Sekilas
Gempa bumi berkekuatan 9.2 Mw dan tsunami yang terjadi di Samudera India pada 26 Desember 2004 merupakan salah satu bencana terbesar dalam sejarah manusia. Di Indonesia, negara yang terkena dampak paling parah, bencana tersebut menewaskan lebih dari 170.000 orang, sebagian besar di Aceh. Untuk membantu penduduk di Aceh dan Nias membangun kembali hidup mereka, proyek ini membantu 15.000 keluarga untuk membangun kembali sepenuhnya atau memperbaiki rumah mereka melalui hibah dan bantuan teknis. Selain itu, 176 desa yang mengalami kehancuran terparah memperoleh hibah untuk membangun kembali infrastruktur dasar. Dalam upaya rekonstruksi tersebut, masyarakatlah yang menjadi pemegang kendali, langkah yang tidak umum pada saat itu.
Tantangan
Di berbagai wilayah pesisir dan di ibu kota Aceh, Banda Aceh, sekitar dua per tiga dari daerah permukiman telah hancur dengan korban jiwa lebih dari 170.000 orang, sekitar 60 persennya perempuan. Pegawai pemerintah pun sama saja keadaannya. Pemerintah setempat lumpuh karena hilangnya pegawai, tempat, dan peralatan. Komunikasi sama sekali tidak berjalan. Sumber daya untuk penghidupan rusak berat. Pada saat itu, Aceh sedang mengalami ketegangan sipil yang menyebabkan komunitas saling terisolasi satu sama lain. Bencana dan kekacauan tersebut memerlukan reorganisasi dan pemberdayaan komunitas. Masa depan berada di tangan mereka.
Pendekatan
Pendekatan berbasis komunitas yang diambil dalam Community-based Settlement Rehabilitation and Reconstruction Project (CSRRP) – atau lebih dikenal sebagai “Rekompak” – menempatkan tanggung jawab di tangan masyarakat. Kelompok beranggotakan 10-15 keluarga dibentuk untuk membangun kembali rumah mereka. Tim desa juga dibentuk untuk membangun kembali infrastruktur prioritas. Setiap desa juga diwajibkan untuk membuat rencana pembangunan permukiman. Fasilitator yang dilatih oleh Kementerian Pekerjaan Umum ditugaskan untuk membantu masyarakat menyiapkan dan melaksanakan proyek mereka. Dengan menggunakan pendekatan berbasis komunitas ini, uang hibah dapat dibelanjakan dengan lebih bijak dan efektif. Hibah dari Multi-Donor Trust Funds for Aceh and Nias/North-Sumatra (MDF) disalurkan langsung ke rekening komunitas dengan diangsur. Hibah tersebut mewajibkan setidaknya 30 persen dari anggota berbagai tim tersebut adalah perempuan. Mewajibkan keterlibatan perempuan pada akhirnya membawa hikmah dengan pemilihan proyek yang lebih baik dan transparansi lebih besar.
Capaian
Proyek membantu masyarakat membangun kembali atau merehabilitasi 15.000 unit perumahan, yang mewakili sekitar 35.000 orang (keluarga pasca-tsunami) dan infrastruktur komunitas dasar di 176 desa.

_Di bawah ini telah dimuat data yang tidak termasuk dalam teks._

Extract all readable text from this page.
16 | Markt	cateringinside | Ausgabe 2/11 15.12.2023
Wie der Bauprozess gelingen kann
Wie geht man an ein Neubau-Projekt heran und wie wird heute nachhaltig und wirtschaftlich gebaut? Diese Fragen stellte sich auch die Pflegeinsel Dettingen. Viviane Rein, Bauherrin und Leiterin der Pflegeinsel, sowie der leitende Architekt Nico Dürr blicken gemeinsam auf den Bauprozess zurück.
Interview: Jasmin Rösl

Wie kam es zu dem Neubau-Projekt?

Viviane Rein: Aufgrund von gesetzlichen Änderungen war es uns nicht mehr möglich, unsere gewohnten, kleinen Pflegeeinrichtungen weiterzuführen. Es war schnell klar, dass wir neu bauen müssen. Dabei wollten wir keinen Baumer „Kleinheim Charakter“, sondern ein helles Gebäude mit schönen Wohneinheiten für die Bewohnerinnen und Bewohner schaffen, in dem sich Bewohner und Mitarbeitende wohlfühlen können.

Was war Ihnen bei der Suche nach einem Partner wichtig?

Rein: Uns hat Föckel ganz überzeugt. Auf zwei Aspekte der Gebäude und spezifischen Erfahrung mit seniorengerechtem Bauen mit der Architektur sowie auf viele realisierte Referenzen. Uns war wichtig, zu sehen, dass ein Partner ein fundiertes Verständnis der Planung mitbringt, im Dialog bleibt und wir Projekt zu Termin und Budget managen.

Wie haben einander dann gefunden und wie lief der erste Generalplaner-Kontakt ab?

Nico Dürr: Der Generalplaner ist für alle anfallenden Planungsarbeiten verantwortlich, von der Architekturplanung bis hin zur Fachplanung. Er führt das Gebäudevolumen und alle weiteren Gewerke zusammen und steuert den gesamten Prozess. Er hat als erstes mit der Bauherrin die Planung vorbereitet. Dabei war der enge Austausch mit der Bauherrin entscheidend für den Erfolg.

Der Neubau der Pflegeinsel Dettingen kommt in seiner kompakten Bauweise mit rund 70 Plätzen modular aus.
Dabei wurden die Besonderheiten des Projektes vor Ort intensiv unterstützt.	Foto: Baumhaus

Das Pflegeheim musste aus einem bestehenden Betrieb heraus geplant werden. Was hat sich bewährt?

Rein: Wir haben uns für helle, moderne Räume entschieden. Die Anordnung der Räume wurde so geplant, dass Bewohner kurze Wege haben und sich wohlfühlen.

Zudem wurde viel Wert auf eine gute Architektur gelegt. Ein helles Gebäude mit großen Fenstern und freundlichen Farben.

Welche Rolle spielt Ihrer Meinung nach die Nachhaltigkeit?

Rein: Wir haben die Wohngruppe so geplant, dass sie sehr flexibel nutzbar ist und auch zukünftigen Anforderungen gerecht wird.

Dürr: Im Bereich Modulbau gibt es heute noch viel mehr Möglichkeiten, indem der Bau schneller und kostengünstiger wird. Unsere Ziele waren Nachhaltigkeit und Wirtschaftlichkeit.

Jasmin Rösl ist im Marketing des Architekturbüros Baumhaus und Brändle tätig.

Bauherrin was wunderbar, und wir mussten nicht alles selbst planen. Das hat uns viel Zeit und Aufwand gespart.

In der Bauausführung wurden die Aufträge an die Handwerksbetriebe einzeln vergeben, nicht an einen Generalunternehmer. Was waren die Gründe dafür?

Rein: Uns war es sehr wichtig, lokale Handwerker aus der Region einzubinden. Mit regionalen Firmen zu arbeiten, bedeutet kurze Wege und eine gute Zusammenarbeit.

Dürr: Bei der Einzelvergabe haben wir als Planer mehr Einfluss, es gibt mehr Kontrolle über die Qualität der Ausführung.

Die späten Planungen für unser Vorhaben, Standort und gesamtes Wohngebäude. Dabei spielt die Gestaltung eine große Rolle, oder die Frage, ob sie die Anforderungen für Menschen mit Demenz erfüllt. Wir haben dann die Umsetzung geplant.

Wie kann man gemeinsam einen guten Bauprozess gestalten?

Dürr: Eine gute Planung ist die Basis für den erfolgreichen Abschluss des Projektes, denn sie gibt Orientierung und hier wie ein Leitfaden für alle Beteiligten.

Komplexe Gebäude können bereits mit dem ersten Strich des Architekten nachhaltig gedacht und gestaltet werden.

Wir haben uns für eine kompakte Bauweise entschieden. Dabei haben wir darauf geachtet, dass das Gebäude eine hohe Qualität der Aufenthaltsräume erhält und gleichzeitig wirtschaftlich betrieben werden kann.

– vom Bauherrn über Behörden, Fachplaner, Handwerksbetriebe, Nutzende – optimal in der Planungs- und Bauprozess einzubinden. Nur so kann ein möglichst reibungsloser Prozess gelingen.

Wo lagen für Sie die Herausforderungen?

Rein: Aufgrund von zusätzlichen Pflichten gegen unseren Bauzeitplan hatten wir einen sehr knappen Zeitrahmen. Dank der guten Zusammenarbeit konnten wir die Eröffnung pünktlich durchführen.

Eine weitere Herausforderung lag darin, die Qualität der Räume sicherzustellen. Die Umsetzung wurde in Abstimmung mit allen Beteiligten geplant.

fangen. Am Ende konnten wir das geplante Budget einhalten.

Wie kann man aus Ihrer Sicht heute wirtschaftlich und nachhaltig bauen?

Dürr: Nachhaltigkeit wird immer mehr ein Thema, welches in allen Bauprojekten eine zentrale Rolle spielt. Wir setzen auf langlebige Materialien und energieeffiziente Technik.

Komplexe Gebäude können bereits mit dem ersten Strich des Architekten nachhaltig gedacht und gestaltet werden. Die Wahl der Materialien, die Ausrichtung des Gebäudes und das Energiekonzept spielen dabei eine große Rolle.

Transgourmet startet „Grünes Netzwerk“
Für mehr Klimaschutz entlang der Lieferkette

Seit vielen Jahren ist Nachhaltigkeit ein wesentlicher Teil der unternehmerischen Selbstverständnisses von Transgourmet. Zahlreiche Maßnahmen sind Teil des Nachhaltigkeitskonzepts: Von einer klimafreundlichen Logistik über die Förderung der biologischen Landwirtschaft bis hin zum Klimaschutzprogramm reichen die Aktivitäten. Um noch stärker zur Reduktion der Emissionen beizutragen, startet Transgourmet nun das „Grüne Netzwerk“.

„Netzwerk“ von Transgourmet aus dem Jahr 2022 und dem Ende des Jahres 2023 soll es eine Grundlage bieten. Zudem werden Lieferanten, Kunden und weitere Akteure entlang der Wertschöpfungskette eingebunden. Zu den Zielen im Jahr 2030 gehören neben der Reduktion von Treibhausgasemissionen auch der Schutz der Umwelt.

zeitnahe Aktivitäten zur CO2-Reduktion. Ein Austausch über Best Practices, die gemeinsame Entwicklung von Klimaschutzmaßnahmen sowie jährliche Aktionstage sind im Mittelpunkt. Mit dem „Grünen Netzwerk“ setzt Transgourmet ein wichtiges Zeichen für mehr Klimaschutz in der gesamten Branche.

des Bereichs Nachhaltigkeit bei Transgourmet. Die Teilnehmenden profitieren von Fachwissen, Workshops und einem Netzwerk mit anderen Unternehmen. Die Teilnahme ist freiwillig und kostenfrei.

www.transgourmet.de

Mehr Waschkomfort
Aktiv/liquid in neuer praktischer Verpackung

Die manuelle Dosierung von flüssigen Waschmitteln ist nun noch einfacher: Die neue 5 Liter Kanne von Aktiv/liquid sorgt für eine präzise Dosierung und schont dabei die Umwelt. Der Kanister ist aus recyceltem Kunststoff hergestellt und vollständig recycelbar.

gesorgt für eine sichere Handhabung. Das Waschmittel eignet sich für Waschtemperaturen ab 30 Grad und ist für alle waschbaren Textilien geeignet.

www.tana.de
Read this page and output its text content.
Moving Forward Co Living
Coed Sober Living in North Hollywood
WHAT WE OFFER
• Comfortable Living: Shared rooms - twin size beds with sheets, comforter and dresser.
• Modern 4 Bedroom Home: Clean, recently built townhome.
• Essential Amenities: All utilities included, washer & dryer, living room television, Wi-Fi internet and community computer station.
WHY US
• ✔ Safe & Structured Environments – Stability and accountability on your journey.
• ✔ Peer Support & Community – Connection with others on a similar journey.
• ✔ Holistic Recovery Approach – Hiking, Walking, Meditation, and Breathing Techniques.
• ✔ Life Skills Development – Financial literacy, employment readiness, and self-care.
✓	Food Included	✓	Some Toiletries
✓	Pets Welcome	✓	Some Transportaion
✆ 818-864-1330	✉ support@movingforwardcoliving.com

- Menjelang akhir kegiatan, 97,3 persen dari rumah tersebut telah berpenghuni. Tingkat kepuasan pada berbagai aspek proyek berada dalam rentang 80,4 hingga 90,6 persen, jauh lebih tinggi daripada angka target 65 persen.
- Sesuai permintaan pemerintah setempat, 50 desa tambahan diikutsertakan dalam proyek yang awalnya mencakup 130 desa yang memilih untuk menerapkan pendekatan berbasis komunitas untuk rekonstruksi.
- Keterlibatan perempuan mencapai 27,6 persen dan 24,1 persen dari semua bendahara di kelompok perumahan adalah perempuan. Meskipun angka tersebut sedikit lebih rendah daripada 30 persen yang diharapkan, pencapaian tersebut sudah cukup berarti bagi masyarakat yang secara tradisional didominasi kaum pria seperti di Aceh.
- Inspeksi rumah yang dibangun menunjukkan bahwa belum semuanya memenuhi standar gempa dengan baik. Program perbaikan mutu struktur rumah (retrofitting) telah dilaksanakan untuk memperkuat rangka beton di 1.430 unit perumahan sesuai permintaan pemiliknya.
Desa Lambung di Banda Aceh habis tak bersisa akibat tsunami 2004. Dari 1.241 penghuni desa tersebut, 885 orang kehilangan nyawanya. Melalui CSRRP/Rekompak, 309 rumah dibangun kembali bagi mereka yang selamat atau ahli warisnya. Para penduduk desa memutuskan untuk menggunakan tata letak baru yang menempatkan perumahan, ruang terbuka, dan infrastruktur dengan lebih baik dan lebih tahan terhadap kemungkinan bencana di masa depan.